Por Sofía Gallego
Psicóloga y pedagoga
Barcelona, diciembre 2014
Foto: Creative Commons
Durante un viaje a Holanda tomé el tren de Amsterdam a la Haya. Viajaba con una amiga. Las dos somos muy habladoras y nos pusimos a hablar en un tono de voz que considerábamos normal. Al cabo de poco rato, se acercó una señora y de una manera muy educada nos hizo notar que en aquel vagón no se podía hablar, se tenía que guardar silencio. Evidentemente, hicimos lo que nos decía nuestra interlocutora. Eso sí, nuestra extrañeza fue grande: los mediterráneos estamos acostumbrados al ruido e incluso al ruido excesivo. Pasado un tiempo, en los trenes de alta velocidad se pusieron vagones donde el silencio está garantizado. Y es que con los móviles cada vez es más difícil conseguir silencio en un lugar público. En otra ocasión, en una de las muchas visitas que hago a la biblioteca y mientras leía una revista, de repente me sorprendió el silencio que se había hecho. Me di cuenta, cuando de golpe, cesó el ruido de un aparato, supuestamente, de aire acondicionado. A partir de estas anécdotas de cariz totalmente diferente pero todas relacionadas con el silencio, me vienen a la cabeza toda una serie de ideas.

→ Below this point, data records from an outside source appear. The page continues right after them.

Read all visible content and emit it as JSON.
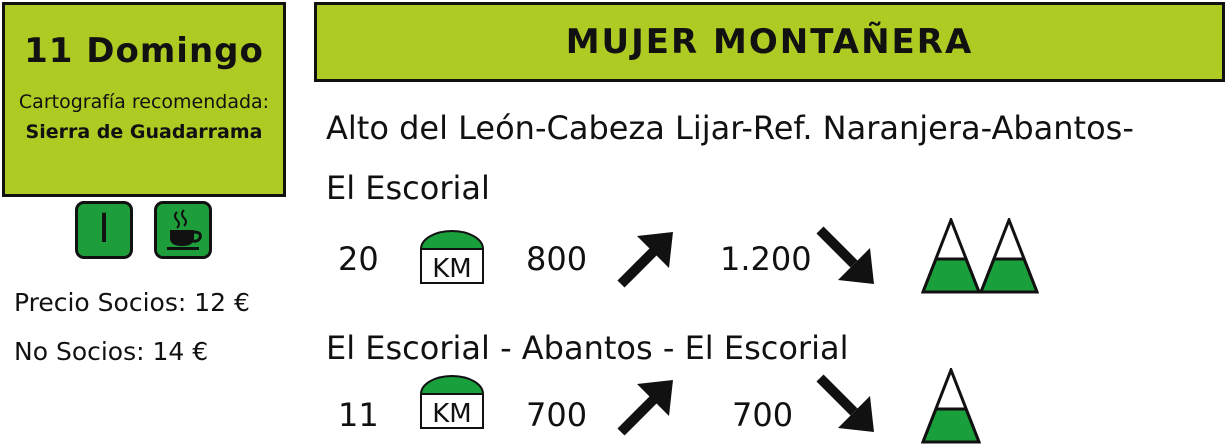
{
  "date_box": {
    "date": "11 Domingo",
    "cartography_label": "Cartografía recomendada:",
    "cartography_name": "Sierra de Guadarrama"
  },
  "badges": {
    "level": "I",
    "coffee_icon": "coffee-cup-icon"
  },
  "prices": {
    "members": "Precio Socios: 12 €",
    "non_members": "No Socios: 14 €"
  },
  "title": "MUJER MONTAÑERA",
  "routes": [
    {
      "name_line1": "Alto del León-Cabeza Lijar-Ref. Naranjera-Abantos-",
      "name_line2": "El Escorial",
      "km": "20",
      "km_icon": "KM",
      "ascent": "800",
      "descent": "1.200",
      "difficulty_icons": 2
    },
    {
      "name_line1": "El Escorial - Abantos - El Escorial",
      "km": "11",
      "km_icon": "KM",
      "ascent": "700",
      "descent": "700",
      "difficulty_icons": 1
    }
  ],
  "colors": {
    "header_green": "#aecb23",
    "badge_green": "#1e9e3a",
    "icon_green": "#19a03c",
    "dark": "#111111"
  }
}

Nuestra sociedad es ruidosa y buscar las causas puede llegar a ser una tarea compleja. Acostumbramos a hablar en un tono bastante alto y con la llegada de los teléfonos móviles todavía resulta más difícil encontrar situaciones en las que no se alce la voz. Muchas veces parece que estamos condenados a escuchar las conversaciones de otras personas, en el metro o en el autobús. Algunas tiendas ponen la música tan alta que hacen inviable cualquier comunicación entre las personas. El tráfico, ya de por si ruidoso, a menudo se ve incrementado por los cláxones que algunos conductores impacientes hacen sonar, víctimas de su propia impaciencia. A pesar de todo, todavía podemos encontrar lugares, cuya característica principal es el silencio: algunos espacios urbanos cerrados al tráfico, bibliotecas y por supuesto, lugares de culto, son como pequeñas islas en donde el oído puede reponerse de las constantes agresiones auditivas.

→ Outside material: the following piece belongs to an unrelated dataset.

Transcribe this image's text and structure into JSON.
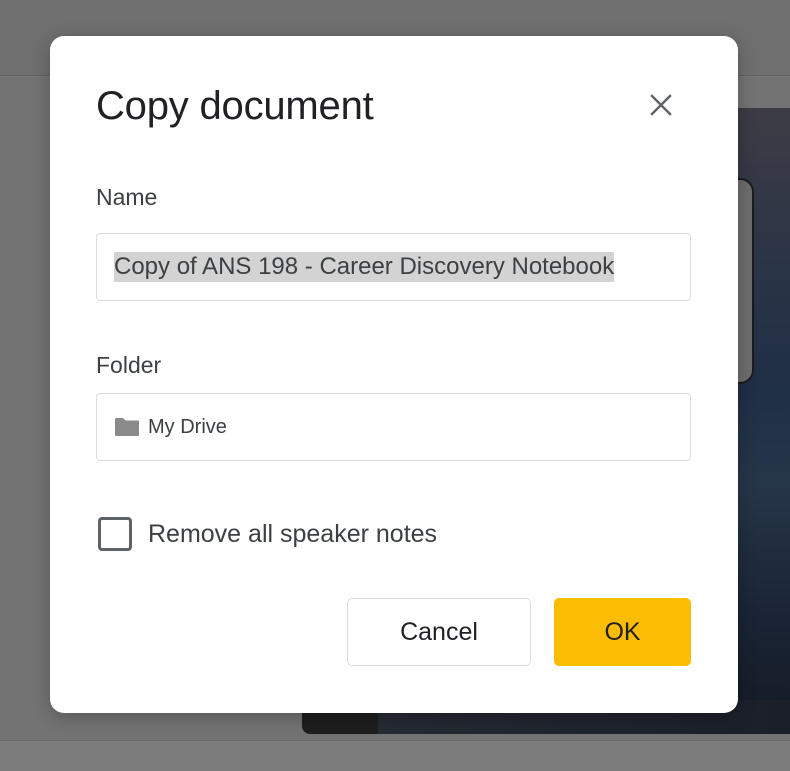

El silencio puede ser considerado como una necesidad para la persona. Se necesita para poder reflexionar, para poder pensar sobre determinados hechos o lo que es aún más difícil, sobre nosotros mismos, haciendo toda una reflexión sobre nosotros, nuestras debilidades y nuestras fortalezas y sobre la manera en que las aplicamos en la cotidianidad. También es necesario para rezar, para ponernos en contacto con Dios. La atención es difusa y a veces un sonido nos puede distraer de aquello que hacemos. Algunos trabajos necesitan del silencio para poder realizarse con éxito. Madame Curie era una firme defensora del silencio en el trabajo; sus biógrafos comentan que no podía trabajar si no era en silencio.
Aún así, hay personas que parece que no puedan soportar el silencio: son aquellas que cuando se encuentran con otro, siempre tienen algo que comentar o algo que decir, llegando incluso a llenar el silencio con alguna canción o con sonidos indeterminado y olvidando aquello tan conocido, de que el silencio también comunica. Y, a veces, en la comunicación con el otro nos tenemos que reservar pequeños espacios de silencio para poder responder adecuadamente o incluso para poder asimilar la información facilitada.
Reivindico el derecho a poder escuchar el silencio en la ciudad o cuando menos, a no sentirme agredida auditivamente cuando paseo tranquilamente cualquier mañana soleada, por una acera, lo bastante ancha para hacerlo.